2 Richard Totesham, chevalier anglais, qui avait accompagné Jean Chandos quand celui-ci prit possession, au nom du roi d’Angleterre, du Poitou et de la Saintonge, fut établi, le 5 octobre 1361, gouverneur de la Rochelle et sénéchal de Saintonge au lieu de Guichard d’Ars. (A. Bardonnet, Délivrance du Poitou à Chandos, p. 123 et s., 167.) Il épousa Rose André, dame de Champdolent, et lors de la reprise du pays par Du Guesclin, il retourna en Angleterre, abandonnant sa femme et deux enfants en bas âge, Jean et une fille qui fut mariée à Maynart de Maugésier, chevalier. La terre et seigneurie de la Jarrie, que Richard avait acquise après son mariage, fut alors confisquée par Charles V, puis après rendue à la dame de Champdolent et à ses enfants, par lettres de don du 15 janvier 1379 n.s., confirmées par Charles VI, à Paris, en juin 1399, parce que le vicomte d’Acy, qui avait obtenu la moitié de la confiscation du chevalier anglais, s’était opposé à l’entérinement des premières lettres. (JJ. 117, fol. 152 ; JJ. 154, n° 332, fol. 203.) Le fils de Richard Totesham, qui entra au service du roi de France, francisa son nom et fut appelé Jean de Toutessan. Rose André, sa mère, qui mourut fort âgée, était en procès, le 23 décembre 1419, contre Jean Préveraut au sujet du rachat d’une maison sise à Saint-Jean-d’Angély, près la porte de Niort, qu’elle lui avait vendue pour le prix de 200 livres. (X1a 9190, fol. 70 v°.) Elle vivait encore le 21 juillet 1431. A cette date, Jean de Toutessan, qualifié chevalier, procureur et gestor negociorum de sa mère, obtint un arrêt du Parlement contre Michel Burget au sujet de l’hommage de fiefs situés dans les paroisses de Champdolent, de Saint-Vivien et autres lieux. (X1a 9192, fol. 243 v°.) Il rendit aveu de la tour de Contré, mouvant de la vicomté d’Aunay, le 31 mars 1428 n.s., et son fils, nommé aussi Jean de Toutessan, sr de Champdolent, celui dont il est question ici, fit à son tour aveu de cette terre et du fief Raffin, le 11 mai 1448, et le renouvela le 29 novembre 1479. (Arch. nat., P. 5182, nos 1163, 1165, 1175.)
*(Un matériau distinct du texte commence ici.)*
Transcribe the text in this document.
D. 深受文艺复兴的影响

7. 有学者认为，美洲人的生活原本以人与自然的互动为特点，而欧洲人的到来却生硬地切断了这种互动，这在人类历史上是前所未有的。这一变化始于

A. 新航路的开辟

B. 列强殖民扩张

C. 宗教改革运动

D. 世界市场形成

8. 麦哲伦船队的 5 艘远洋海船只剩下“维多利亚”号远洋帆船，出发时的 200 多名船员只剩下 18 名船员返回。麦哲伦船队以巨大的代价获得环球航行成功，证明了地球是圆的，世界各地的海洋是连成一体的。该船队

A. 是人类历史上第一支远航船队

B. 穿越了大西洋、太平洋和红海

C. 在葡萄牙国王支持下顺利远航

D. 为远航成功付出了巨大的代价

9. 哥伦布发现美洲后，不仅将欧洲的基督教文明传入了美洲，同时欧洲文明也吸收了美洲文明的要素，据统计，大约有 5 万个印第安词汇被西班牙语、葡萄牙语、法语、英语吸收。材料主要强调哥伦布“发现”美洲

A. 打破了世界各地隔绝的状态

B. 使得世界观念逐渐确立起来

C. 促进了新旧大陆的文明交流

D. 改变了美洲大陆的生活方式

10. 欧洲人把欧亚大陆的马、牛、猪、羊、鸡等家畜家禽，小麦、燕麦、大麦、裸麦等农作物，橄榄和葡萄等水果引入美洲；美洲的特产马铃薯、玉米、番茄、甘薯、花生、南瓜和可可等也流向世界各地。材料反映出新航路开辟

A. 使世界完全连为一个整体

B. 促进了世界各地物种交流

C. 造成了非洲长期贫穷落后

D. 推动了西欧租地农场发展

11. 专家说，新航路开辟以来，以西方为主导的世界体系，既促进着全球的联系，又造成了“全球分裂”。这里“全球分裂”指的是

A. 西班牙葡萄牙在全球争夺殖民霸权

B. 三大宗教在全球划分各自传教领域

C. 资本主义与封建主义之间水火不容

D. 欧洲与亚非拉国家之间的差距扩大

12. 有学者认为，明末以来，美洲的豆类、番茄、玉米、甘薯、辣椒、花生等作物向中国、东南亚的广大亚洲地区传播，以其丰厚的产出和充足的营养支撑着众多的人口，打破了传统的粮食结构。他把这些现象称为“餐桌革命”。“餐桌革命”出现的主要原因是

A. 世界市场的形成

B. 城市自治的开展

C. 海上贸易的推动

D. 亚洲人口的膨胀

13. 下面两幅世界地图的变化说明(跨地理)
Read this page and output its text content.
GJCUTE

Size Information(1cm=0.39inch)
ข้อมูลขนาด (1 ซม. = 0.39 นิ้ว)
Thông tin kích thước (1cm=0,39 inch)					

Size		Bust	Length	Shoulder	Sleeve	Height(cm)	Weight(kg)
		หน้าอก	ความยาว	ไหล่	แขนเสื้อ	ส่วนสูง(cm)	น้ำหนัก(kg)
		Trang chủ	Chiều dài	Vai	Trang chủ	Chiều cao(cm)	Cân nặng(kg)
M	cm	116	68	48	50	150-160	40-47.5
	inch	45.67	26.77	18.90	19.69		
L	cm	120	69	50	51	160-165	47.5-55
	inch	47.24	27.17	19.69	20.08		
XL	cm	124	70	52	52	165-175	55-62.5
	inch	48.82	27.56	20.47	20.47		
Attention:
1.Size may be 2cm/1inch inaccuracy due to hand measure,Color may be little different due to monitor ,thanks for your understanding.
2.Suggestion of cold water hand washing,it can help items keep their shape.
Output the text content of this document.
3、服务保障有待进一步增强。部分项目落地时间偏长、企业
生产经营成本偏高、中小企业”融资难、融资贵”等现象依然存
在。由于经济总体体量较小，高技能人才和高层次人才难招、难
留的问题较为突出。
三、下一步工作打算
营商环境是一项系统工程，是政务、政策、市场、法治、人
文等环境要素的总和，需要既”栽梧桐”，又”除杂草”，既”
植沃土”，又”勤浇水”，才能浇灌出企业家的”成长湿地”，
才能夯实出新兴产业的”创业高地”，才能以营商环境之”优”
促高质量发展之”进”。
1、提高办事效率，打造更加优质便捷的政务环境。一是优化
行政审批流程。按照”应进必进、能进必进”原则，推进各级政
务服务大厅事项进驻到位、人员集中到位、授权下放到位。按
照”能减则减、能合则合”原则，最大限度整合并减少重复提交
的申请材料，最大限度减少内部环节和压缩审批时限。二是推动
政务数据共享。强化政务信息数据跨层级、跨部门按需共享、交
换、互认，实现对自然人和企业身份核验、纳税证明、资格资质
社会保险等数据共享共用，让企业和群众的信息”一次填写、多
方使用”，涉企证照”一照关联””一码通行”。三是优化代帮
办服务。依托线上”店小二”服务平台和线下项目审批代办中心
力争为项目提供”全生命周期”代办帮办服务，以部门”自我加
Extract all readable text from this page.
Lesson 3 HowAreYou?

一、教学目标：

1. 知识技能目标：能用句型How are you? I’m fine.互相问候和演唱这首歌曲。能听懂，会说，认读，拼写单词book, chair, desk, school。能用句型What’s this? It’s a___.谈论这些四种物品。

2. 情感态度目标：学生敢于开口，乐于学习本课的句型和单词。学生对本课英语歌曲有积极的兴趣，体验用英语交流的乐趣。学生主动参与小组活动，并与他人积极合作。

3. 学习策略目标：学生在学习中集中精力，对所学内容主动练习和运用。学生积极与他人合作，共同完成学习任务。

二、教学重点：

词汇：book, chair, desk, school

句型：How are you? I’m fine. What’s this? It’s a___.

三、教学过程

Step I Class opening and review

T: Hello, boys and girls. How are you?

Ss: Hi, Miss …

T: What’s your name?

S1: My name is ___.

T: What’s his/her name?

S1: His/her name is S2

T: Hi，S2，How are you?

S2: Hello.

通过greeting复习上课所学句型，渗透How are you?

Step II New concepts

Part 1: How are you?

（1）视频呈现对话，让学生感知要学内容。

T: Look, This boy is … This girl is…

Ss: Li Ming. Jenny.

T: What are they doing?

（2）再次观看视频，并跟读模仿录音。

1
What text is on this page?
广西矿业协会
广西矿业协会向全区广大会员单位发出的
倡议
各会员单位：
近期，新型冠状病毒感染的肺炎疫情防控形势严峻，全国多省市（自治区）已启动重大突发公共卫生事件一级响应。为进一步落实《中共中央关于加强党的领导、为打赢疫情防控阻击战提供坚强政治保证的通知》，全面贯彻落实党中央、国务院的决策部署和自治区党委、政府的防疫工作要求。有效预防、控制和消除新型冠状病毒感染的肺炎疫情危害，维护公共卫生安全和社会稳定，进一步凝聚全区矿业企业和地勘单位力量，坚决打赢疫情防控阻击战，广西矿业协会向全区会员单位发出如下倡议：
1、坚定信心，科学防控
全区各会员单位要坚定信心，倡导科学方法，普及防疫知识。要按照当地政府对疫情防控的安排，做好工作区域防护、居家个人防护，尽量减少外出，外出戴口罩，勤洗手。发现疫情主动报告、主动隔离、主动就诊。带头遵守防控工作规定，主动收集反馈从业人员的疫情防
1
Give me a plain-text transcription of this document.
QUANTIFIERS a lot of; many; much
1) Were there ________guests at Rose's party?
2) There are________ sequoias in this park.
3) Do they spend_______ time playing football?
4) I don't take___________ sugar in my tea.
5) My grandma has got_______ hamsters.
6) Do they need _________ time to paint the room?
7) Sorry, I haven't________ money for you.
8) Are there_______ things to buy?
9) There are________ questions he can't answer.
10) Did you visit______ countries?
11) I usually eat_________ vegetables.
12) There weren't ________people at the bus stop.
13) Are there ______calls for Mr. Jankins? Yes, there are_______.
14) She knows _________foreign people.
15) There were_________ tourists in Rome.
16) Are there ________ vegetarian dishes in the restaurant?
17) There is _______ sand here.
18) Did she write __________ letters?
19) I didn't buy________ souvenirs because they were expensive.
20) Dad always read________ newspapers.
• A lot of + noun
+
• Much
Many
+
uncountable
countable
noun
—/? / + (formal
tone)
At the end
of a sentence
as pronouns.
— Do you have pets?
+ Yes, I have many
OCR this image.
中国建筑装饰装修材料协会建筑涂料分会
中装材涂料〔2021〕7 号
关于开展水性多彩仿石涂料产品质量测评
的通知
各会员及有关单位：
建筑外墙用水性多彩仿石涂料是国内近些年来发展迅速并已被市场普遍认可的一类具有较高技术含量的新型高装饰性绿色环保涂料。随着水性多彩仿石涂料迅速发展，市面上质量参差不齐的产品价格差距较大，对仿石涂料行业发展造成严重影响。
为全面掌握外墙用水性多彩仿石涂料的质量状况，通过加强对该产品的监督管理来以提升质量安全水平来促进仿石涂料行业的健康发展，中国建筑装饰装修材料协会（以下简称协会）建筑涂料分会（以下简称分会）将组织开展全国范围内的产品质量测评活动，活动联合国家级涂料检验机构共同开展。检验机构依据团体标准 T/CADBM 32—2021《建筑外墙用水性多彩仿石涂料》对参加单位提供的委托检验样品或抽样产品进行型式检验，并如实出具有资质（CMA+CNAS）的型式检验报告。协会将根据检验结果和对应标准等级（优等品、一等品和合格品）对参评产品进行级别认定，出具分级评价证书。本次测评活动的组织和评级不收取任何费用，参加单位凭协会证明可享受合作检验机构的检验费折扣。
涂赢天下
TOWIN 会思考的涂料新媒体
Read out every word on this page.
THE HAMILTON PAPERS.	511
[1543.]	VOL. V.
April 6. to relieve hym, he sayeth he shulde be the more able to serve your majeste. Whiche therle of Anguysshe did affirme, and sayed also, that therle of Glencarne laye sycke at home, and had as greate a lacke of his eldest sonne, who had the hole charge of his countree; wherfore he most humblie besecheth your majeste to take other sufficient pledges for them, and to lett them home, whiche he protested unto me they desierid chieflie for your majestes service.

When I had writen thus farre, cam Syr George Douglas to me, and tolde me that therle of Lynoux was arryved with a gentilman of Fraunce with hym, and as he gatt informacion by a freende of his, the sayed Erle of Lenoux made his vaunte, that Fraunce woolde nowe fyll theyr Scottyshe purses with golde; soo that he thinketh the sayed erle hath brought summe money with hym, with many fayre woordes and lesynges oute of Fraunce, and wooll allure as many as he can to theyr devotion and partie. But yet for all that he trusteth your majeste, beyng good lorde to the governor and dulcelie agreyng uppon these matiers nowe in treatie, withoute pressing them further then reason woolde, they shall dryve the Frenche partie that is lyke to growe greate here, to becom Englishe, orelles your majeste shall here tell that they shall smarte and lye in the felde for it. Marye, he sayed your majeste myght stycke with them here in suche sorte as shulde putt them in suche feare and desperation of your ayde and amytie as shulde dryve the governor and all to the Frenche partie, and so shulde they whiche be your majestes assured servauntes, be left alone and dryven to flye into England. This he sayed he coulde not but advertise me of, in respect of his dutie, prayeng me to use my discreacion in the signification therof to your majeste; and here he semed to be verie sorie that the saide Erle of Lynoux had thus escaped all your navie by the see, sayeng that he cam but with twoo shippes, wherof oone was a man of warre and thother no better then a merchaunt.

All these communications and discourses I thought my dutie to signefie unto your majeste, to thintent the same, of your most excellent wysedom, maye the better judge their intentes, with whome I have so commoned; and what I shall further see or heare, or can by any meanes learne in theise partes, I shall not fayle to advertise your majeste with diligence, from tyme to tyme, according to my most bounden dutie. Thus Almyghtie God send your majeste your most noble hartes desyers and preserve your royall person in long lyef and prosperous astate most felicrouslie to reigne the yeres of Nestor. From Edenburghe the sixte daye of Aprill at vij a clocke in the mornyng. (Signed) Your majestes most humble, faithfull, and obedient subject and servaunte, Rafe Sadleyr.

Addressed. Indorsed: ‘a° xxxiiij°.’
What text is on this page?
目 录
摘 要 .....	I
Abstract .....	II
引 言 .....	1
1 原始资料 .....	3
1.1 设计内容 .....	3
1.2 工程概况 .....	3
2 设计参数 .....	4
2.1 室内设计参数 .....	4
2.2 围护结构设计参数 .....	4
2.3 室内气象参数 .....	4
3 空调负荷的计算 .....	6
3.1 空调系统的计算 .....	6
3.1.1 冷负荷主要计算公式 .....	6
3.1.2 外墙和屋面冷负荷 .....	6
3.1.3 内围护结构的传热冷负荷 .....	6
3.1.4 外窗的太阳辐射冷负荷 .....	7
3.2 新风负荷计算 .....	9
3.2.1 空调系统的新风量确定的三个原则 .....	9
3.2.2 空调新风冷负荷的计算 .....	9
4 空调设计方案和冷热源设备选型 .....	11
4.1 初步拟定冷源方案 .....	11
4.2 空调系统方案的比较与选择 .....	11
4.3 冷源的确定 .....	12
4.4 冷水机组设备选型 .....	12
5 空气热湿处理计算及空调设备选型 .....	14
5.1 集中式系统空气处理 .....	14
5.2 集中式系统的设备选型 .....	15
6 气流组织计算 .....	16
3 Peu après la reprise des hostilités en Guyenne, le 12 mai 1451, Dunois se porta sur Blaye, la plus forte place du pays après Bordeaux. Tandis qu’il attaquait la ville par terre, une flotte, sous les ordres de Jean Le Boursier, tenait la mer. Cinq gros navires envoyés par les Bordelais pour secourir Blaye furent dispersés après un combat sanglant. Le Boursier donna la chasse aux vaisseaux ennemis jusqu’à l’embouchure de la Gironde, puis il revint faire le blocus de la place. Le 20 mai un assaut fut donné ; il détermina la capitulation, qui fut signée à la date du 23. (De Beaucourt, Hist. de Charles VII, t. V, p. 46.)

4 Le volant est une faucille attachée à un long manche avec laquelle on coupe « à la volée » les buissons et les extrémités de branches d’arbres. (Voy. Godefroy, Dict. de l’anc. langue française.)